In this article Farley discusses the many instances when judges confront issues where they need to make determinations concerning art. She writes that “whether law seeks to protect or encourage the arts, it, like many other institutions, assumes that the arts are intrinsically valuable. Because of this value, the law seeks to separate out art for special privileges. It is for this reason that art needs definition.” (p. 810). Usually these are implicit judgments, not informed by contemporary developments in aesthetics and art history. When dealing with copyright law as applied to the work of appropriation artists like Jeff Koons and Sherrie Levine, the actions of the artists will not be understood unless the underlying aesthetic theory which motivates the actions are understood. Farley urges judges to use experts and/or to make themselves aware of relevant aesthetic theories as these apply to cases which come before them.
Farley looks at the many interactions between law and art. She reviews first the arguments why courts fail with respect to the arts. “The law appears apathetic about the rationale for protecting art, as well as the definition of it, even as it is obliged and/or inclined to differentiate art.” (p. 810). Starting with Justice Holmes’ statement in Bleistein that courts should exercise restraint in making aesthetic decisions, Farley discusses a number of cases where judges have avoided making aesthetic judgments. She then reviews a number of statutes which deal with art, such as the Visual Artists Rights Act, and looks at how they define art. She finds courts avoiding the definition of art, and uses the Rogers v. Koons case as an example of this approach. In Koons “the pertinent question was whether appropriation art makes fair use of copyrighted work, [but] the court instead addressed itself to the legal requirements of parody.” (p. 836).

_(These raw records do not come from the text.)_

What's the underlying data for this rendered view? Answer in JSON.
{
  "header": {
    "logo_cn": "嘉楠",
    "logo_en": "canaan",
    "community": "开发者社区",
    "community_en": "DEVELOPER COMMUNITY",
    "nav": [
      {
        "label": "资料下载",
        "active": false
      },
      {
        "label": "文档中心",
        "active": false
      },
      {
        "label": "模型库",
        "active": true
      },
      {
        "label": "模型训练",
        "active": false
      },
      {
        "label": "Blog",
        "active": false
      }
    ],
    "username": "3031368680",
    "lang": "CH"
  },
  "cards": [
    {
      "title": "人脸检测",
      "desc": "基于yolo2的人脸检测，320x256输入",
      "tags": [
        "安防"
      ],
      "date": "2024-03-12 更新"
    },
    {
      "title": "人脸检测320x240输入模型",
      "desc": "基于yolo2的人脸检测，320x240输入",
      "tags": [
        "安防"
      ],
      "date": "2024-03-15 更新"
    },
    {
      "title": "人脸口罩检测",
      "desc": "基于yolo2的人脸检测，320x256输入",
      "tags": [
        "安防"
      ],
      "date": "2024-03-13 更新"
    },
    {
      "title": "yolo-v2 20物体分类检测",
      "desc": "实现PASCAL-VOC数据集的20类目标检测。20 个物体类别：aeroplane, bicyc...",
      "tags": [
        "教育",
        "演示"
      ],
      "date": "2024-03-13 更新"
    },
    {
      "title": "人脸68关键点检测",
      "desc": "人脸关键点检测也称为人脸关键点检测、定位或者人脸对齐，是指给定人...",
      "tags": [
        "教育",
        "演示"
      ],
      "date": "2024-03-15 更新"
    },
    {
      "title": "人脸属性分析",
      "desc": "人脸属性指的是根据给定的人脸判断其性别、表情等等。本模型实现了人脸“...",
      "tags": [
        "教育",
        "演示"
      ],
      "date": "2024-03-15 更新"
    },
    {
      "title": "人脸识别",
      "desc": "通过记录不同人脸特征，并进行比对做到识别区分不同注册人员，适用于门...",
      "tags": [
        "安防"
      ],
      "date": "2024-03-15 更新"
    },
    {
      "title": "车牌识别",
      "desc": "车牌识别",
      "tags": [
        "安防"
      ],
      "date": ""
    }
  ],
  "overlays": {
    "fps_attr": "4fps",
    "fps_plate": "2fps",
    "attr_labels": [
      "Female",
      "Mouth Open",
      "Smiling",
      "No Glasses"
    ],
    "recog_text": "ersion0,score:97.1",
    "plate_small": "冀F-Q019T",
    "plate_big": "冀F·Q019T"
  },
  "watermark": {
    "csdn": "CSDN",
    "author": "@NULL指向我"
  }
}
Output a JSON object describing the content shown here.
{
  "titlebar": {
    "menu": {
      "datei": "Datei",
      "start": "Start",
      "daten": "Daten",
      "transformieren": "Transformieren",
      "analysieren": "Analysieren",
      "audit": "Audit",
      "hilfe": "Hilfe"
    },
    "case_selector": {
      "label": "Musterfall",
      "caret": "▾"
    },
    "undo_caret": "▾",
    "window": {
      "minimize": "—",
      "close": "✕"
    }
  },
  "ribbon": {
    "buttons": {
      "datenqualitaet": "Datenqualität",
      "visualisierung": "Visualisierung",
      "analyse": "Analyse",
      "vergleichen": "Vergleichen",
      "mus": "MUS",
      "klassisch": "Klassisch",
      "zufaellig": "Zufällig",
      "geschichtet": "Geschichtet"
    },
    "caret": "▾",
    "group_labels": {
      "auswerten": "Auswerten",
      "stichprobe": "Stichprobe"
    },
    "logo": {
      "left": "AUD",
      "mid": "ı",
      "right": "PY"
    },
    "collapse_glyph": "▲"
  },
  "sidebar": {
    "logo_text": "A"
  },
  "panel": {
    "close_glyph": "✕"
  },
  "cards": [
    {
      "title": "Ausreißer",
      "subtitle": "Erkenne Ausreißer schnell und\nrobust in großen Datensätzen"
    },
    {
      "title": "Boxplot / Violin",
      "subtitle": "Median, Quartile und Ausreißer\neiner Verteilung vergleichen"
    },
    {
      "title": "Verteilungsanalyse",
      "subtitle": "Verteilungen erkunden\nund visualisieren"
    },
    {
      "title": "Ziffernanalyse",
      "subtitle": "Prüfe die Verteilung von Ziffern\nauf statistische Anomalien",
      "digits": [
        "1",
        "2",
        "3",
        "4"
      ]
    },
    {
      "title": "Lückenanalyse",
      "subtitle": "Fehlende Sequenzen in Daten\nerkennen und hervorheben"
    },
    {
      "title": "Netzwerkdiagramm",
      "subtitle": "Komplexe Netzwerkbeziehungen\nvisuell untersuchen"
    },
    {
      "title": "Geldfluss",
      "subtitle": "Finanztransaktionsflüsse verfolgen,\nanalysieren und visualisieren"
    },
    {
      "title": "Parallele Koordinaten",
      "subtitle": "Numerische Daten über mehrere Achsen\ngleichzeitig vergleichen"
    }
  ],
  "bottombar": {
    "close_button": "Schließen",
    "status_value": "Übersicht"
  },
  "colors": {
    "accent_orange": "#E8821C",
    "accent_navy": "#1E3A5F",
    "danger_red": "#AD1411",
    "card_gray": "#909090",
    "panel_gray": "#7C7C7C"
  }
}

Farley believes that instead of using a parody analysis, the Koons court should have looked at the practice of appropriation art in selecting images from mass media and popular culture and recontextualizing them. By restricting its analysis to the question of whether Koons use of Rogers photograph was a case of parody, the court did not look at the cultural value of Koons’ art. It also rejected the possibility for a fair use defense in cases of satire and broad social criticism. Farely finds that the use of art industry and art historic experts could aid courts in making more appropriate and nuanced analyses of the art practices of post-modern artists and the extent of protection that should be extended to the products of these artists under the fair use defense to infringement.